The group of equations below describe the relationship of variables from a circuit(C stands for capicator, L is for inductor etc.). And the equation at the bottom shows how the transfer function is defined.
My question is how can the transfer function be determined from the group of equations above. And can you enunciate on that? A step by step enunciation would be really appreciated.

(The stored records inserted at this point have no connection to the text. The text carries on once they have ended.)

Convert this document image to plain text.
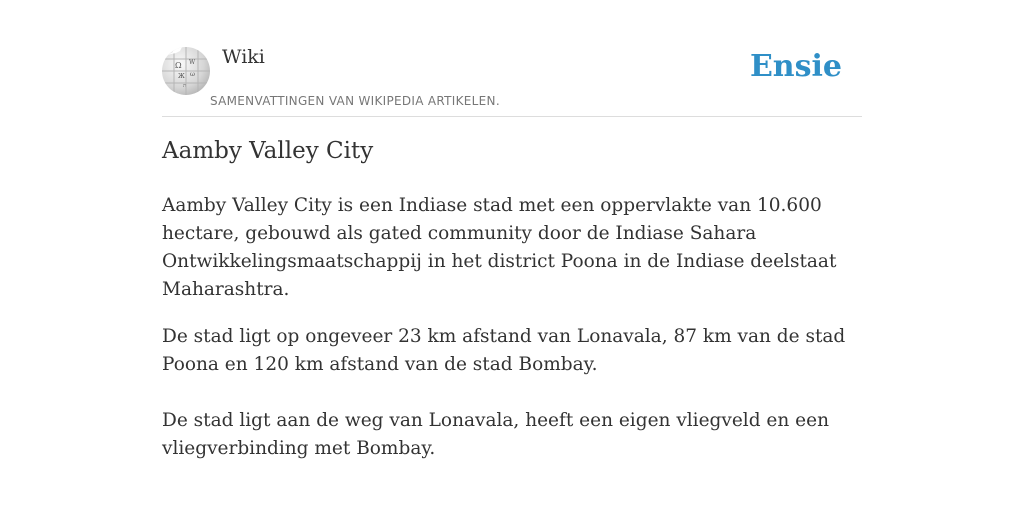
Ω W
Ж ω
ת
Wiki
SAMENVATTINGEN VAN WIKIPEDIA ARTIKELEN.
Ensie
Aamby Valley City

Aamby Valley City is een Indiase stad met een oppervlakte van 10.600 hectare, gebouwd als gated community door de Indiase Sahara Ontwikkelingsmaatschappij in het district Poona in de Indiase deelstaat Maharashtra.

De stad ligt op ongeveer 23 km afstand van Lonavala, 87 km van de stad Poona en 120 km afstand van de stad Bombay.

De stad ligt aan de weg van Lonavala, heeft een eigen vliegveld en een vliegverbinding met Bombay.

\begin{equation} \left\{ \begin{aligned} &V_A=V_{IN}\cdot \frac{\left(\frac{1}{j\omega C_A}\mid\mid\left(R_{A1}+R_{A2}\right)\right)}{\left(\frac{1}{j\omega C_A}\mid\mid\left(R_{A1}+R_{A2}\right)\right) + R_A + j\omega L_A}\cdot\frac{R_{A2}}{R_{A1}+R_{A2}}\\ &V_B=V_{IN}\cdot \frac{\left(\frac{1}{j(\omega+\pi) C_B}\mid\mid\left(R_{B1}+R_{B2}\right)\right)}{\left(\frac{1}{j(\omega+\pi) C_B}\mid\mid\left(R_{B1}+R_{B2}\right)\right) + R_B + j(\omega+\pi) L_B}\cdot\frac{R_{B2}}{R_{B1}+R_{B2}}\\ &V_{IN}=\left[V_{DC}-\left(V_A+V_B\right)\right]\cdot\frac{\Re_A\mid\mid\Re_B}{R_s+\left(\Re_A\mid\mid\Re_B\right)}\\ &\Re_A=\frac{1}{j\omega C_A}\mid\mid\left(R_{A1}+R_{A2}\right) + R_A + j\omega L_A\\ &\Re_B=\frac{1}{j\omega C_B}\mid\mid\left(R_{B1}+R_{B2}\right) + R_B + j\omega L_B\\ \end{aligned} \right. \end{equation}
\begin{equation} G(\omega)=\frac{V_A-V_B}{V_{DC}} \end{equation}
P.S. In the fig above, double slanted bar stands for parallel connection in a circuit, i.e. $R_A\mid\mid R_B=\frac{R_AR_B}{R_A+R_B}$